For over seven years, Demba Fatty has been heavily involved in Tostan classes and subsequent related projects. He is now the Secretary of the local Community Management Committee (CMC), as well as a village health worker. As Secretary, he keeps records of the CMC’s ongoing activities which include meetings held, community clean-ups organized, birth registrations completed, and social mobilization and income-generating activities implemented.
“During my 3 years participating in Tostan’s Community Empowerment Project (CEP), I learned about the human right to health and the corresponding responsibilities, which I have put it into practice. As a village health worker, I always encourage my family and community to sensitize women on the importance of monthly clinic visits, vaccinations for children and pregnant women, and the importance of nutrition for malnourished children. We now know the importance of human rights; therefore, the human rights violations of children—including child labor, forced marriage and female genital cutting (FGC) have been abandoned in our community.”

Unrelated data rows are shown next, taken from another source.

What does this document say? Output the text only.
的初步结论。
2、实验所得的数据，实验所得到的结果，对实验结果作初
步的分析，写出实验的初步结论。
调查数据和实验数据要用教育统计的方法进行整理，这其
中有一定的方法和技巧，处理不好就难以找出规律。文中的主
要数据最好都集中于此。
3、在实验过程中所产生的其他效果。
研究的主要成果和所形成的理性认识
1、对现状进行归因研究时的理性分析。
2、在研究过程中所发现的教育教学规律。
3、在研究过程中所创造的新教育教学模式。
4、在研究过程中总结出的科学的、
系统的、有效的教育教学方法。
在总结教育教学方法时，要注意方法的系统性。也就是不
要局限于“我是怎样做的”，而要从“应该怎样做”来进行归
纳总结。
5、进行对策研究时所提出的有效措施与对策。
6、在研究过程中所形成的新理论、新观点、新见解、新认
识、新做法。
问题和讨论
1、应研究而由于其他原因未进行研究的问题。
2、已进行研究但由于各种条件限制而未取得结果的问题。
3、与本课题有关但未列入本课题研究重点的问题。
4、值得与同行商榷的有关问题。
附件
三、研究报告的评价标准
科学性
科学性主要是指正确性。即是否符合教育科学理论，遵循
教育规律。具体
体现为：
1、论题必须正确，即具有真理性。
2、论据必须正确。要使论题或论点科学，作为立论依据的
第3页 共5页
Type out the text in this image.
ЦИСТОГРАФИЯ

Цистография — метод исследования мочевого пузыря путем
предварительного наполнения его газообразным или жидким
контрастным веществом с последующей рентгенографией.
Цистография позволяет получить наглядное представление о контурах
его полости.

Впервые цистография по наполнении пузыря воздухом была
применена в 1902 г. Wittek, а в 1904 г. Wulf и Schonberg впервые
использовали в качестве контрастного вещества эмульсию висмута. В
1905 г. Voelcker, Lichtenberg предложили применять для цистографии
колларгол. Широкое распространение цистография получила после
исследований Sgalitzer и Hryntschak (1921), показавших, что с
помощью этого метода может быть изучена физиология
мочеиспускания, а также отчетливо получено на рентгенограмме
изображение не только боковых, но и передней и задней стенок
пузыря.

Demba tells us that before Same Koto participated in Tostan’s 3-year CEP, women were not actively involved in any decision making. Through the CEP, they all learned about women’s rights and responsibilities and as such, women are now heavily involved in the decisions around and the implementation of the development activities in their communities.
Demba admits that he encountered some resistance from other men in the beginning, when he first began to advocate for women’s rights and involvement. However, with time, he explains that these men came to see that Demba’s intentions were not to exploit women but to involve and support them. This in turn—Demba was quick to point out—would benefit both the community and the nation as a whole.
In addition to the rights of women, children’s rights are a high priority. Within Same Koto’s CMC they have a Child Protection Commission, whose responsibility Demba tell us is to “protect the children of the community and beyond.”
“My vision is to ensure that human rights are respected in my community, with an emphasis on the health of women and girls. That is the main constraint we are facing today.”